Ночь темным-темна, но то ли Марков уже привык к темноте, то ли глаза у него стали как у кошки, он издали увидел жалкую, скорченную фигуру караульщика, прикорнувшую на ящиках.
— Зазяб, поди? На-ко, укройся… — Сняв свой мятый, изжеванный собаками, с многочисленными отверстиями от собачьих клыков тулупчик, протянул часовому. Сам остался совсем в легкой одежонке, шубейке на рыбьем меху, лет которой, наверное, было побольше, чем им обоим, вместе взятым.
— А ты?
— А я замерзну, пробегусь, мне можно…
Ему все можно! Он и на морозе ухитрялся работать без рукавиц; при своем тщедушном виде и низкорослости Марков отличался удивительной работоспособностью и выносливостью, терпением.
— Хоп-хоп! Но-о! Что вы, язви вас! Заленились!
Собаки не шли, упряжка не двигалась. Сани качнулись в одну сторону, в другую… Нейдут! Примерзли, что ли?
— Хох-хоп!
Забастовали. Выбились!
— Придется, брат ты мой, разделить еще пополам, — примирительно сказал Марков, — ничего не получается. Умаялись. Через гору не прыгнешь. Шибко торопились, чуешь? Нас-то дождешься али, может, поедешь? Не унесут твои ящики… — Солдат молча мотнул головой. Это могло означать что угодно, но Марков понял.
Последнюю ездку сделали вдвое медленнее, хотя груза было лишь четверть того, что взяли вначале. Наверное, чересчур резво взяли сперва, вот и надорвались; хотя, если подсчитать, прикидывал Марков, туда да назад, да снова туда, да еще раз туда, пожалуй, километров сорок наберется, да по рыхлому снегу, в который собаки проваливались с головой… как не умаяться! Еще хорошо, что хоть это сумели. Приказ выполнили, привезли.
Собаки сдали и шли мелкой трусцой, понурив головы. Даже задира Тюбик перестал ворчать. Обычно неутомимый, Марков чувствовал себя так, будто на себе тащил всю дорогу весь груз. Напарник не издавал ни звука и не шевелился, завернувшись с головой в марковский тулупчик, спиной к ветру.

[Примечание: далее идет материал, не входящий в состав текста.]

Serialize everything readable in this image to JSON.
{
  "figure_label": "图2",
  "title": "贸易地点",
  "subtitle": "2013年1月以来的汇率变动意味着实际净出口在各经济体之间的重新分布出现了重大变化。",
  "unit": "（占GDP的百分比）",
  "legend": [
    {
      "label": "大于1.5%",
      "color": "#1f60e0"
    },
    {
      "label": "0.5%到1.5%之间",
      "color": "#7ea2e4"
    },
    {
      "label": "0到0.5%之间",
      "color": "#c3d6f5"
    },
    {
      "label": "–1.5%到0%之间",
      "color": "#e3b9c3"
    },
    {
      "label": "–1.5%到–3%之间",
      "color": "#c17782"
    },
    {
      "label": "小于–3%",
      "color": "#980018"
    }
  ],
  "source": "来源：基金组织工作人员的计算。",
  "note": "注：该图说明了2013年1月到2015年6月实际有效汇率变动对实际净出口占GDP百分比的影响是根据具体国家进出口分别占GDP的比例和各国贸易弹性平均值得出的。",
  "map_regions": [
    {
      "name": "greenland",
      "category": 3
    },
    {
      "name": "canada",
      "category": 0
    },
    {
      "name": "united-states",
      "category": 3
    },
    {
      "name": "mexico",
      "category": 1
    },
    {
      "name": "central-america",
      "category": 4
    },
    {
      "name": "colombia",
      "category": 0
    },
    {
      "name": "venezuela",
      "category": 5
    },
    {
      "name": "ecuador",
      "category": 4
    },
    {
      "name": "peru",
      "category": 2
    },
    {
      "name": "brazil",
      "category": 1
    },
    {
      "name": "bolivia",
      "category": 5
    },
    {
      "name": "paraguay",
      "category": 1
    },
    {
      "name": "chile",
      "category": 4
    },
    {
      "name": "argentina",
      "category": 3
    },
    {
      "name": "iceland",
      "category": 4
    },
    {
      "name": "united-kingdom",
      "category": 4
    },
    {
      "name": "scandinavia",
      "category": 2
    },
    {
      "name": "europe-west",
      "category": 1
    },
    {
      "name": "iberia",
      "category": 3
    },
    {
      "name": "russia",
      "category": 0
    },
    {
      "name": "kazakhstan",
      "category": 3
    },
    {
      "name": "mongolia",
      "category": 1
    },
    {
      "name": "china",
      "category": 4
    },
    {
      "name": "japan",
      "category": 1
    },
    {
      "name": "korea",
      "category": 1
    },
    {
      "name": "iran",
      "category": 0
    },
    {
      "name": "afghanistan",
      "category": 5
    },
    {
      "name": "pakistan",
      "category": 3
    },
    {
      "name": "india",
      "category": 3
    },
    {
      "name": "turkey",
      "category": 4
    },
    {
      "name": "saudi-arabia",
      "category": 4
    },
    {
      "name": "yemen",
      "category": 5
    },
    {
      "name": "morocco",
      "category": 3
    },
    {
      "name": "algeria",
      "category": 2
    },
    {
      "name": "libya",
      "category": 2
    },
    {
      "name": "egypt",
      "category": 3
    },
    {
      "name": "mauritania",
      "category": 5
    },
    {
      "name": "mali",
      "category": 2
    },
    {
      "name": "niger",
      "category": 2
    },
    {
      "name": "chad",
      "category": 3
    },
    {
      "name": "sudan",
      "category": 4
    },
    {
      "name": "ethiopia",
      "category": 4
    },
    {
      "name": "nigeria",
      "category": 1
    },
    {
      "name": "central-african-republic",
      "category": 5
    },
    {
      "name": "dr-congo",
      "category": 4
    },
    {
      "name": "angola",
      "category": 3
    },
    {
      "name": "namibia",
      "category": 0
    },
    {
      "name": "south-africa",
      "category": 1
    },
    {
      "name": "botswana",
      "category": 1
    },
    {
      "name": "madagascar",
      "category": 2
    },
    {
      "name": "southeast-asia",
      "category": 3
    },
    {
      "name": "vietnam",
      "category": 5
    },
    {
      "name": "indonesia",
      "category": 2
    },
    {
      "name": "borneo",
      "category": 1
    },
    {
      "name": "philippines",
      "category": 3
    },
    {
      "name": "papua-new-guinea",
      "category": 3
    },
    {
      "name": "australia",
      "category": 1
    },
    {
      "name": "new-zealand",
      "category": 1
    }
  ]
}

— Хох-хоп, давай, давай! Скоро уж…
Когда подъезжали к заводу, сзади на дороге поднялась снежная вьюга. Начало светать, и в голубом зарождающемся свете увидели: пришел снегоочиститель. Он поднимал снежный вихрь. За ним двигались грузовики. Шла подмога! Миссия упряжки Маркова была закончена.

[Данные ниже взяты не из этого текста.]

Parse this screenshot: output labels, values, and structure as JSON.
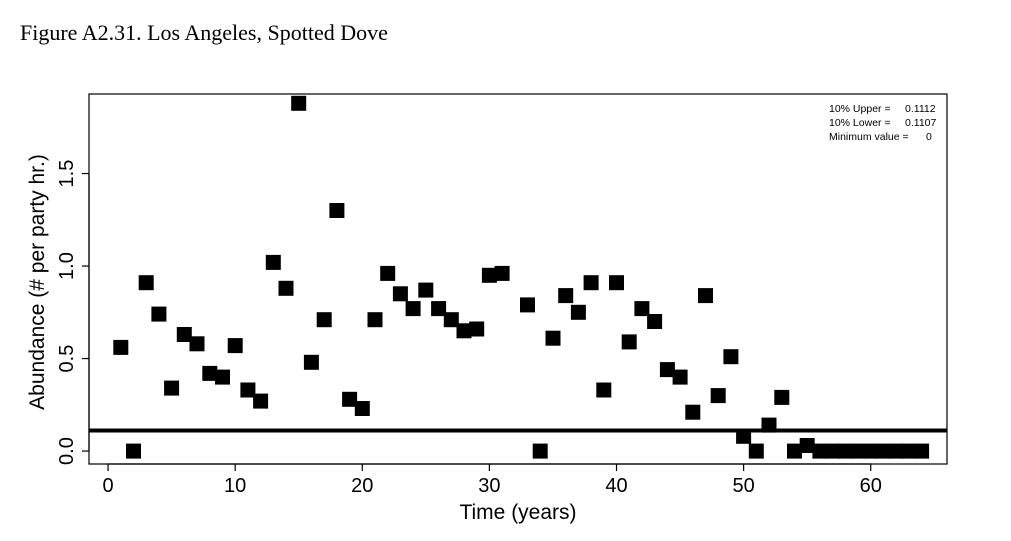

У Маркова оказалось отморожено ухо, солдату пришлось растирать руки, щеки. Прошло полсуток, как они начали свой рейс. Может, не стоило ради нескольких часов принимать такую маету?
— А на фронте сколько час стоит? Минута? То-то… — убеждал Марков себя и товарища. Наверное, он был прав. Иначе их не послали бы, не заставили провести бессонную ночь на морозе.
Марков чувствовал, что был несправедлив к собакам, потребовав от них слишком много, навалив груза сверх нормы, — они были совершенно измучены; даже еще пустил в дело хлыст, который обычно никогда не брал с собой; и теперь хотел загладить свою вину. Показал хлыст: «Видишь, Тюбик? Видите, ребята? — и зашвырнул его в сугроб. Больше не буду, честью клянусь. Не серчайте! Уж простите старика…» А собаки? Разве они помнят зло, если оно исходит от близкого человека! Они уже виляли хвостами…
Маркова и его напарника (теперь он мог отлучиться, сдали все честь честью) повели в столовую. Вскоре они выходили оттуда распаренные, разомлевшие. Собаки были тоже покормлены — им принесли остатков из столовой, отдышались, перестали работать боками, как кузнечными мехами. Косматый Тюбик снова обрел уверенность и власть над остальными и поблескивающими желтыми бусинами вопросительно поглядывал на каюра. «Все ли еще?» — спрашивал этот взгляд. Марков посидел около упряжки на колоде, потом, оглянувшись и обнаружив, что их окружают люди, поднялся, встряхнулся, как курица, слетевшая с насеста, и бодро сказал вожаку:
— У Гитлера что не хватает? Знаешь? Коли знаешь, покажи народу…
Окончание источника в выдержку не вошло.